Christian Palmiere, expert rattaché au Centre romand de médecine légale, est catégorique: «Je n’ai jamais vu une pancréatite aiguë létale sur un jeune de 25 ans». La défaillance de cet organe, extrêmement douloureuse, peut être provoquée par un alcoolisme avancé. Christian Palmiere note qu’elle peut aussi être causée par un violent traumatisme abdominal.

L’âge surprend également le professeur Nicolas Demartine, chef du Service de chirurgie viscérale du CHUV. Il précise qu’une pancréatite aigüe provoque des douleurs insupportables: «Une personne qui en souffre réclame forcément à être conduite à l’hôpital. »

Sergey Churin est décédé chez lui, à Khotkovo, une petite ville à 60 km de Moscou. Ses derniers appels et SMS étaient adressés à Stanislav Kovtun.

Devant le peu de réaction du procureur Tappolet, c’est finalement Alexis Meleshko, l’avocat d’un des trois Russes accusés de la fraude, qui est intervenu durant l’audience. C’est lui qui a interrogé le Russe de Cologny sur le triste sort de Sergey Churin, «qui a eu le bon goût de décéder lorsque des questions sont apparues».

Détenait-il des documents? Où est passé son ordinateur? «Je ne sais pas, a répondu le témoin. Après son décès, je suis allé voir dans son bureau, mais je n’ai rien trouvé. »

Marc Tappolet n’a pas souhaité s’exprimer publiquement sur l’affaire. Le Parquet de Genève considérerait que les agissements du clan Antonov relèvent de la justice lituanienne.
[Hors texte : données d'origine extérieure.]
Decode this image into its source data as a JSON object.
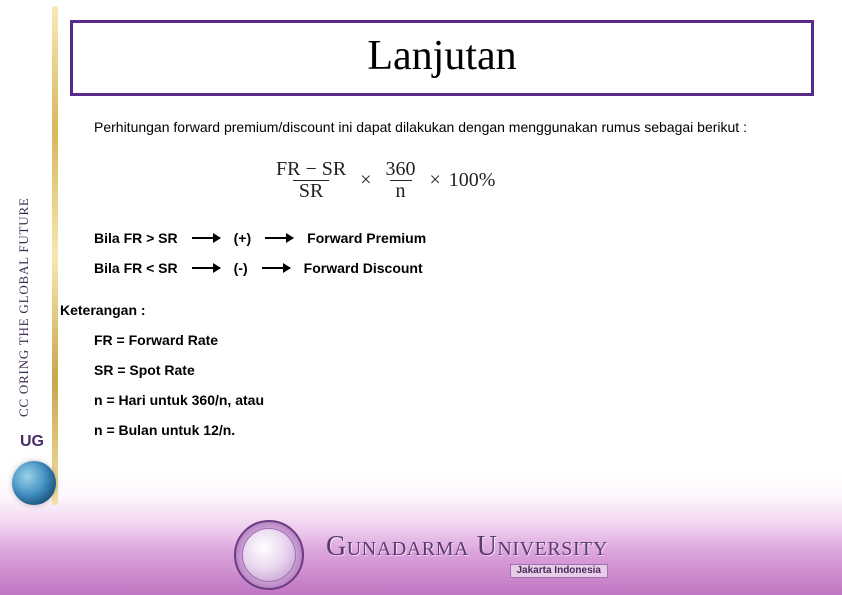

Stanislas Kovtun n’a pas été inquiété. A l’issue de l’audience, il a pu reprendre tranquillement ses activités au sein de Multiasset SA, la société genevoise dont il se dit «bénéficiaire économique à titre fiduciaire» pour le compte de Vladimir Antonov. Ce dernier devrait être extradé prochainement de Londres pour être jugé à Vilnius. Stanislav Kovtun n’a pas répondu à nos messages.